Apparently unfazed by a lawsuit attacking its latest advertising effort, an Etonic executive said the company will not pull its ads and vowed to stand by Greenberg Seronick O'Leary & Partners, the Boston agency that created the campaign.
FootJoy last week filed suit in U.S. District Court in Delaware, claiming that its reputation is being damaged by Etonic ads that make reference to FootJoy golf shoes.
In the ads, which feature a hapless duffer named Lloyd, Etonic claims that its spikeless shoes are less harmful to golf courses than shoes offered by FootJoy. The executions mention the FootJoy brand by name [Adweek, April 27].
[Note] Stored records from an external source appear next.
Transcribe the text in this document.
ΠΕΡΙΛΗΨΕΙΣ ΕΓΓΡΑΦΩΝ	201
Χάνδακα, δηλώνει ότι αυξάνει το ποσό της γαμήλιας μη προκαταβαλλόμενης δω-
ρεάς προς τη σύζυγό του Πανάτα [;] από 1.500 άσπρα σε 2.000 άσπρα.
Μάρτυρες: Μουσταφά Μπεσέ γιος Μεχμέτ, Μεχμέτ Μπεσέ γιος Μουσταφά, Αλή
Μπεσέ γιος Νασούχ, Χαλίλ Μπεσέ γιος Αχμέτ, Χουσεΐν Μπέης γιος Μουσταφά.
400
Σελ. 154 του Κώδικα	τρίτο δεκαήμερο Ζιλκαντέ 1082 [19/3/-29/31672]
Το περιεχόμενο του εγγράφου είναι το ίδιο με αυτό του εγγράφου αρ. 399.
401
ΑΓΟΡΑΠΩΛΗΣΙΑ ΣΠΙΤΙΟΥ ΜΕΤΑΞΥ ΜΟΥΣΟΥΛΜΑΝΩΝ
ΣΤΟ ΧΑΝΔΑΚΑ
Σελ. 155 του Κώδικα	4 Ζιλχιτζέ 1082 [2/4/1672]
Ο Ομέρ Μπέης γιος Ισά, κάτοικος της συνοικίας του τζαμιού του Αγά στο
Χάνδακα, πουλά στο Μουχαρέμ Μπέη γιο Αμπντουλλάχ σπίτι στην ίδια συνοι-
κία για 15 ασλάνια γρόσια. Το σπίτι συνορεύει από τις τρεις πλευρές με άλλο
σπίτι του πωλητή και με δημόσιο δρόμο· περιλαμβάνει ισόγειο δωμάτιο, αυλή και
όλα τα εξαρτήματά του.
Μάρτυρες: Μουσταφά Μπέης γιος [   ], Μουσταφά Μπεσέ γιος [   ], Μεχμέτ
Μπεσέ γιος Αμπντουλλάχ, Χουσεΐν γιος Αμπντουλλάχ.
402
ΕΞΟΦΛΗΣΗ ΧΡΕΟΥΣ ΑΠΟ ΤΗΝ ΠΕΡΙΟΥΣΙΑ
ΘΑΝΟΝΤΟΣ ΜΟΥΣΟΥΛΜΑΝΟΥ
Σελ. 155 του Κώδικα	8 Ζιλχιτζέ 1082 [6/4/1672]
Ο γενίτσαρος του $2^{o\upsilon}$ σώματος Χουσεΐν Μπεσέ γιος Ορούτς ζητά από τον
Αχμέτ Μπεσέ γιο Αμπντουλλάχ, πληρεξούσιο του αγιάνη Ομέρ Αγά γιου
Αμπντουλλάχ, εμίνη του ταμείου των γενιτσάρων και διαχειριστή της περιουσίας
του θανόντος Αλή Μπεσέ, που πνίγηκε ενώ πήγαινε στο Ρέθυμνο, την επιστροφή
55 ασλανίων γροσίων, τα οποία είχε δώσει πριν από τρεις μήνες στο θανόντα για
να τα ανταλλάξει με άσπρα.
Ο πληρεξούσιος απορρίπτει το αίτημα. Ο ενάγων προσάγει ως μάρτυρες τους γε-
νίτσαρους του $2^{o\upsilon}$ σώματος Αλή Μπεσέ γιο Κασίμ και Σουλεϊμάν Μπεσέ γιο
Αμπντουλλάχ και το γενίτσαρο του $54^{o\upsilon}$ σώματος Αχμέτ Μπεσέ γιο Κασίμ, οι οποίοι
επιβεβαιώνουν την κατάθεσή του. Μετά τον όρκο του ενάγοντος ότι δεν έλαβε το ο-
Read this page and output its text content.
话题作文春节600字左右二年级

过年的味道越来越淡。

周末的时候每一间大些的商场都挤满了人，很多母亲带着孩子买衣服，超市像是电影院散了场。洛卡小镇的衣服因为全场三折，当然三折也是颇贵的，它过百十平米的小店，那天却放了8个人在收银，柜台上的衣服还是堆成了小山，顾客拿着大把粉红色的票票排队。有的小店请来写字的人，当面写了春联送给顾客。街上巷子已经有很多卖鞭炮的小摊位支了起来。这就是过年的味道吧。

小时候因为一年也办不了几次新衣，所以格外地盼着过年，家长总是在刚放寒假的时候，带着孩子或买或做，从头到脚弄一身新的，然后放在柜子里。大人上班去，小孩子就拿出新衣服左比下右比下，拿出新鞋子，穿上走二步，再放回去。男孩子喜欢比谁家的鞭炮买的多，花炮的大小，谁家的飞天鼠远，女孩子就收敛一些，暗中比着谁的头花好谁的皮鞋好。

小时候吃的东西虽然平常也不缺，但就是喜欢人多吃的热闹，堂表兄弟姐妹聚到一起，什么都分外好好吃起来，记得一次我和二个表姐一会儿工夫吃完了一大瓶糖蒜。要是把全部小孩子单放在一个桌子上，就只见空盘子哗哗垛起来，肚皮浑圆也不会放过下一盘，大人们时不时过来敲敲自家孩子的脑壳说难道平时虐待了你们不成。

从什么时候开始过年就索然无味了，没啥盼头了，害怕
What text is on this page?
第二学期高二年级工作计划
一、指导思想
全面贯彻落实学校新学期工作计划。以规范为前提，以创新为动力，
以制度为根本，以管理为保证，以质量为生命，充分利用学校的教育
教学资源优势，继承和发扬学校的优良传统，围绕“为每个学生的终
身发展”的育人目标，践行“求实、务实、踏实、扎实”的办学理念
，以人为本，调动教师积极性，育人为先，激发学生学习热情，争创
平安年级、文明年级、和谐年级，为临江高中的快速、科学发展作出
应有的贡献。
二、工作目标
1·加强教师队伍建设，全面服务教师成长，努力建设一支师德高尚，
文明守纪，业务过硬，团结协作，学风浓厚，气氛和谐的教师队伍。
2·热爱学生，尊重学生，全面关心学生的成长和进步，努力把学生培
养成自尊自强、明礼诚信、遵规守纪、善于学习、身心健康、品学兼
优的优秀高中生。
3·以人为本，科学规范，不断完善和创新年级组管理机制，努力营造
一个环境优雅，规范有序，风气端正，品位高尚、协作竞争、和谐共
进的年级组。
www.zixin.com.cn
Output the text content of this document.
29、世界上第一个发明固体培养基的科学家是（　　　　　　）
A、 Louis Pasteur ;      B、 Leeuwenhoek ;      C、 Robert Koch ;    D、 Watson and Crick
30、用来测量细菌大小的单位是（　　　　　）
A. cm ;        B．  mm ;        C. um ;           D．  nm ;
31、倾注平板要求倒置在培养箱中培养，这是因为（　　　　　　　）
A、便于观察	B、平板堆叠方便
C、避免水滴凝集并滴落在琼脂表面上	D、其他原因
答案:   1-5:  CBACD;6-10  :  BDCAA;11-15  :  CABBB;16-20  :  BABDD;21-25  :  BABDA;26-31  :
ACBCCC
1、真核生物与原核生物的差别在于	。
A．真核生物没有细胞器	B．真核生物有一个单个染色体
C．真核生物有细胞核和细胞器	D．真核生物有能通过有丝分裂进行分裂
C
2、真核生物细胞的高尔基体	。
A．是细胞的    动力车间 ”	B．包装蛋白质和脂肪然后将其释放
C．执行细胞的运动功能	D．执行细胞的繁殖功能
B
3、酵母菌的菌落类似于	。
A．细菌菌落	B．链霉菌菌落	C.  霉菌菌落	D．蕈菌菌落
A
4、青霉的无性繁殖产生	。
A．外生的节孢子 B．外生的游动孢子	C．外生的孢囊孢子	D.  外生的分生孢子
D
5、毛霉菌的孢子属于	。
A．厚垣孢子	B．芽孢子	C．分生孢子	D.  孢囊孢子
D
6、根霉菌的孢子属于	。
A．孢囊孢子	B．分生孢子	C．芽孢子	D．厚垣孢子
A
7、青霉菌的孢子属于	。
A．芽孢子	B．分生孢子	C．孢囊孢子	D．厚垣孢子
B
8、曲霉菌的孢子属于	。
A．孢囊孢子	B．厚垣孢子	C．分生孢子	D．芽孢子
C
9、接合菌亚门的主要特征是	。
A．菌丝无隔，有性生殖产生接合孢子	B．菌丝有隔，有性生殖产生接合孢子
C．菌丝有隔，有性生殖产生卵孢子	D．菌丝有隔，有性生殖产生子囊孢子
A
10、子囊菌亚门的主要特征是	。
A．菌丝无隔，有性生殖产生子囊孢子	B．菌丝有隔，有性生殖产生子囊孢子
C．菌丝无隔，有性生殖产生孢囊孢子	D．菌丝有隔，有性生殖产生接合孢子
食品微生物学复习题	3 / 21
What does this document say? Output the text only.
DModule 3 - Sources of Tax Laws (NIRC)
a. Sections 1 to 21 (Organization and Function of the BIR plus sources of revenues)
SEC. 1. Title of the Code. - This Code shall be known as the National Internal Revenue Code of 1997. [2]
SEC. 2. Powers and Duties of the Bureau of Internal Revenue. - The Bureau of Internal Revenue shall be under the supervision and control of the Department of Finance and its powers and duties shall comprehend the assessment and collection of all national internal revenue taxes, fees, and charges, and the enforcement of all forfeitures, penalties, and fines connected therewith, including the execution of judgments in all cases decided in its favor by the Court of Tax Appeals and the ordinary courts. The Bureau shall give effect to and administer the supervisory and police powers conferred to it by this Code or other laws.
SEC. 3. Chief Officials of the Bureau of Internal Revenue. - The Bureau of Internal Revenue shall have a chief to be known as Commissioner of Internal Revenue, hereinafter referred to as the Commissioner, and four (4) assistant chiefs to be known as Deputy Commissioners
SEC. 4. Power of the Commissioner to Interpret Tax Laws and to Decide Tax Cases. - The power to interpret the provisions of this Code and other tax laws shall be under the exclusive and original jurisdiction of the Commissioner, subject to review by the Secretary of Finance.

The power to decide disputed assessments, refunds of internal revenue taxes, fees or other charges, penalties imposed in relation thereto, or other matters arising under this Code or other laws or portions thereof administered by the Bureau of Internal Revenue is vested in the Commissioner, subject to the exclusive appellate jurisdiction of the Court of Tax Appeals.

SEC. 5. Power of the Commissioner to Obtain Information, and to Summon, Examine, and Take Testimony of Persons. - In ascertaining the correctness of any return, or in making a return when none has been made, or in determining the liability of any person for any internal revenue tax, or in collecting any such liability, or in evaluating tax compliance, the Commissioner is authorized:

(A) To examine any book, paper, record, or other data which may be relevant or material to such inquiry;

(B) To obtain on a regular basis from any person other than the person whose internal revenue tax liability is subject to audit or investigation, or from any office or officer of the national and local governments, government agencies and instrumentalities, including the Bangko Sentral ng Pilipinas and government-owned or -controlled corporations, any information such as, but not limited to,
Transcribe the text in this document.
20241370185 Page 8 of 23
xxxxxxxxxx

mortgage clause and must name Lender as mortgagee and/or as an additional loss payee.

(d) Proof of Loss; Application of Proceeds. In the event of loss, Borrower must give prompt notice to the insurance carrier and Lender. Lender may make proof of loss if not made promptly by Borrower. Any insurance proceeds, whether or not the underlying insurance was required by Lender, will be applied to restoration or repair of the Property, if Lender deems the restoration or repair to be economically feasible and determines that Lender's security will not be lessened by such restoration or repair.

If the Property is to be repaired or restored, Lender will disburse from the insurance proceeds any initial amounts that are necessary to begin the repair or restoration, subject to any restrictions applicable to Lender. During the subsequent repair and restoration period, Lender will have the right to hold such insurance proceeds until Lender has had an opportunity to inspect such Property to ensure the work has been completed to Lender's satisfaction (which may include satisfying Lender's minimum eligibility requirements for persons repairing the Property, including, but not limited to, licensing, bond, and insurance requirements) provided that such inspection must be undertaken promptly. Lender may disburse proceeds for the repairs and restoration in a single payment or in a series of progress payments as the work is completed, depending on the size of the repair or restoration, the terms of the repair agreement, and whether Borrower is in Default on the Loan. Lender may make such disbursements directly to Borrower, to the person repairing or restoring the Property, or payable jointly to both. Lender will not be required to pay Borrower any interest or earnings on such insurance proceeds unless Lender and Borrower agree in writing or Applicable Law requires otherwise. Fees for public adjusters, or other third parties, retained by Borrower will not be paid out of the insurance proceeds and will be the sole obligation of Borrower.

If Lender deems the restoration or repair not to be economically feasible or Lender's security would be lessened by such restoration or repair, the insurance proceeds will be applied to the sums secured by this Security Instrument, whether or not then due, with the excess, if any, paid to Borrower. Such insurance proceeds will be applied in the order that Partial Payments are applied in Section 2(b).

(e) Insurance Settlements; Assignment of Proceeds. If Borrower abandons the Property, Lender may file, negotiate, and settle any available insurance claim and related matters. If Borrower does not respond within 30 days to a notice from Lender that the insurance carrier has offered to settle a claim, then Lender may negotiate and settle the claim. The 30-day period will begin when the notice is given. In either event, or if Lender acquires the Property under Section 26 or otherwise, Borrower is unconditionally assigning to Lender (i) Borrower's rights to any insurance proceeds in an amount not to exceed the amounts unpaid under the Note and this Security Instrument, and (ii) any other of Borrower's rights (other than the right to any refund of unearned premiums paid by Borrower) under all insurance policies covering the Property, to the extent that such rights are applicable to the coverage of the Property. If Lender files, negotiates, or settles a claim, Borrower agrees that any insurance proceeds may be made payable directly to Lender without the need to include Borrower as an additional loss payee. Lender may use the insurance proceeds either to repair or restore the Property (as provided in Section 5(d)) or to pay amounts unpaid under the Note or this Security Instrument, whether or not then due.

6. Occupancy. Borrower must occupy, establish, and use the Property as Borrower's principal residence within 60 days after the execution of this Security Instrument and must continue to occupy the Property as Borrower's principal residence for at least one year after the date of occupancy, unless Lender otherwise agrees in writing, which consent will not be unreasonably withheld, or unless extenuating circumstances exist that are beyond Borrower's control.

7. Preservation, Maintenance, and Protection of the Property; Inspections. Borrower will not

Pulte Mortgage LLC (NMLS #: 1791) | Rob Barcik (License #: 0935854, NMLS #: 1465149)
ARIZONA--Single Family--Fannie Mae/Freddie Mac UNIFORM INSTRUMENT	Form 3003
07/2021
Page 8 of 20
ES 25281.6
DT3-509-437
In the lawsuit, Fairhaven, Mass.-based FootJoy claims it has been making golf shoes without metal spikes, similar to the footwear touted in Etonic's campaign, since the late 1950s and is asking a judge to force Etonic to withdraw the ads and pay unspecified damages. Arnold Communications in Boston handles advertising for FootJoy, a unit of the Acushnet Co.
FootJoy executives did not return calls by press time. In a prepared statement, FootJoy executive vice president Jim Connor asserted: "We have brought this action in an effort to ensure that the consumer is not subjected to false and misleading information in the marketplace."
Karen Pitts, marketing director of Etonic in Chicopee, Mass., said the company has no plans to pull the broadcast and print ads, which are running on TV during coverage of professional golf events and in golf magazines. Media spending is believed to be more than $2 million.
Media placement is being handled by Boston-based Hill, Holliday, Connors, Cosmopulos, which works for Etonic parent Spalding. The agency recently took over media duties for Etonic, fueling speculation that it will also soon pick up creative chores.
Pitts denied that assertion and added that the FootJoy lawsuit also would not affect Greenberg Seronick's position as creative agency.